O ano de 2012 é uma exceção por conta do boom imobiliário, que elevou os ganhos do fundo e, em conjunto com a taxa Selic relativamente baixa, fez com que a rentabilidade do FGTS superasse o CDI. O lucro do FGTS basicamente vem do financiamento de obras para programas de subsídios na construção civil, como Minha Casa Minha Vida, além de projetos de infraestrutura e saneamento.
Ou seja, o FGTS só está atrativo agora porque a taxa básica de juros está baixa. Ele não dá uma boa rentabilidade aos cotistas: apenas dá uma rentabilidade maior do que as outras aplicações de renda fixa, que estão rendendo pouco, como o Tesouro Direto e CDBs.
Olhando para o passado, a taxa de lucro do fundo distribuída ao cotista não costuma variar muito. Portanto, a tendência é que, enquanto a Selic, for menor do que 8% ao ano, manter recursos no fundo valerá mais a pena do que migrar para outros investimentos de renda fixa, conclui Viriato.
Na visão do professor, o lucro do fundo não deve cair muito, já que a maior parte dos recursos é destinada a financiamentos de longo prazo, de 20 anos. "Além disso, ninguém vê hoje um aumento dos juros no curto e médio prazo, dado que a inflação está controlada e as taxas de juros no exterior estão caindo".

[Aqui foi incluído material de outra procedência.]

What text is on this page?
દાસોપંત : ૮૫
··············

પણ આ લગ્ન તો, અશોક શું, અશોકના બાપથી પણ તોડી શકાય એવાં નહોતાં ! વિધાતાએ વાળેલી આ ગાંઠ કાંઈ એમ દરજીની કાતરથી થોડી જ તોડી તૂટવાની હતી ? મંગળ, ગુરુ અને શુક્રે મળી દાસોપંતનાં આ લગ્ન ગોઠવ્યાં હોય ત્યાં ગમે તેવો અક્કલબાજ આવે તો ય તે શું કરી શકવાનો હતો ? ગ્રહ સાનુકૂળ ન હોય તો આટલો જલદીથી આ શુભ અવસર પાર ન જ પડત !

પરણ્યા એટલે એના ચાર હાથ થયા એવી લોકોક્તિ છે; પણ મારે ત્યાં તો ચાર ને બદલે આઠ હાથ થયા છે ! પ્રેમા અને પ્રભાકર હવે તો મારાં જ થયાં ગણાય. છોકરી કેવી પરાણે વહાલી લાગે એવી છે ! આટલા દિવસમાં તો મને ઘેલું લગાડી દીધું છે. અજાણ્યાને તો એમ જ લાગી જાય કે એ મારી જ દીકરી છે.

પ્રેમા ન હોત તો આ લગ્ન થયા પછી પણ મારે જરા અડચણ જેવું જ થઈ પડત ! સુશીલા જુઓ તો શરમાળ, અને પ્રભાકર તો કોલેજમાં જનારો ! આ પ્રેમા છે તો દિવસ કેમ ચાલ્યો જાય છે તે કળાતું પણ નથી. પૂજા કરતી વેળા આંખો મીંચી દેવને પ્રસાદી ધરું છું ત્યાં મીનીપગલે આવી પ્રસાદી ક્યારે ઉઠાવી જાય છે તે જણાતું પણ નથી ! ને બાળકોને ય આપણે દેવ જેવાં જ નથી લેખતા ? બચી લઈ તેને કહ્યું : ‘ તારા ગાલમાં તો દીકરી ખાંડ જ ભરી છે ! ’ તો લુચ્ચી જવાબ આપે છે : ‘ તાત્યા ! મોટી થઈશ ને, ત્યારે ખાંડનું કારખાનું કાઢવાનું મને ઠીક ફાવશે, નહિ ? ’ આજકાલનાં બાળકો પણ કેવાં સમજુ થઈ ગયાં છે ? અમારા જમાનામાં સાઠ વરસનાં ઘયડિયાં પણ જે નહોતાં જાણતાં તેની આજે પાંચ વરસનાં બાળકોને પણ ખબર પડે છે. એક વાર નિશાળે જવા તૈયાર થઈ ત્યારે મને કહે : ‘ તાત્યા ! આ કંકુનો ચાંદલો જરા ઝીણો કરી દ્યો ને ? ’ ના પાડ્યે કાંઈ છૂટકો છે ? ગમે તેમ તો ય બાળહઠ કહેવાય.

O ponto de atenção é a falta de liquidez do fundo. Ao deixar os recursos no FGTS, e não optar pelo saque dos 500 reais e nem o anual, é necessário lembrar que ele só poderá ser sacado em caso de demissão sem justa causa, compra da casa própria e no caso de morte do cotista.
Por conta dessa característica, deixar o dinheiro no fundo serve apenas como uma poupança de longo prazo. Ou seja, vale para quem já tem uma reserva de emergência para o curto e médio prazo e não quer tomar mais risco em aplicações financeiras.
Saque em caso de demissão influencia decisão
Segundo pesquisa Datafolha, divulgada na semana passada, 52% dos trabalhadores não querem tirar até 500 reais do FGTS, enquanto apenas 27% devem optar pelo Saque Aniversário. O levantamento foi realizado entre 29 e 30 de agosto de 2019, com 2.878 entrevistados, em 175 municípios de todas as regiões do país.
Dentre as pessoas com conta ativa ou inativa, a disposição para sacar até 500 reais do fundo é maior entre os desempregados que estão procurando trabalho (63%) e freelancers (62%). Já as donas de casa são as mais inclinadas a adotar o modelo de saque-aniversário (45%), dentre as pessoas com conta ativa ou inativa.
A adesão baixa, especialmente quando se trata do Saque Aniversário, se dá por conta da regra para saques. Caso opte pelo saque anual de recursos do fundo, o trabalhador poderá sacar uma fatia de até 50% dos recursos por ano. O porcentual aumenta quanto mais baixo for o valor depositado. Para quem tem mais de 20 mil reais depositado, poderá sacar apenas 5% dos valores por ano.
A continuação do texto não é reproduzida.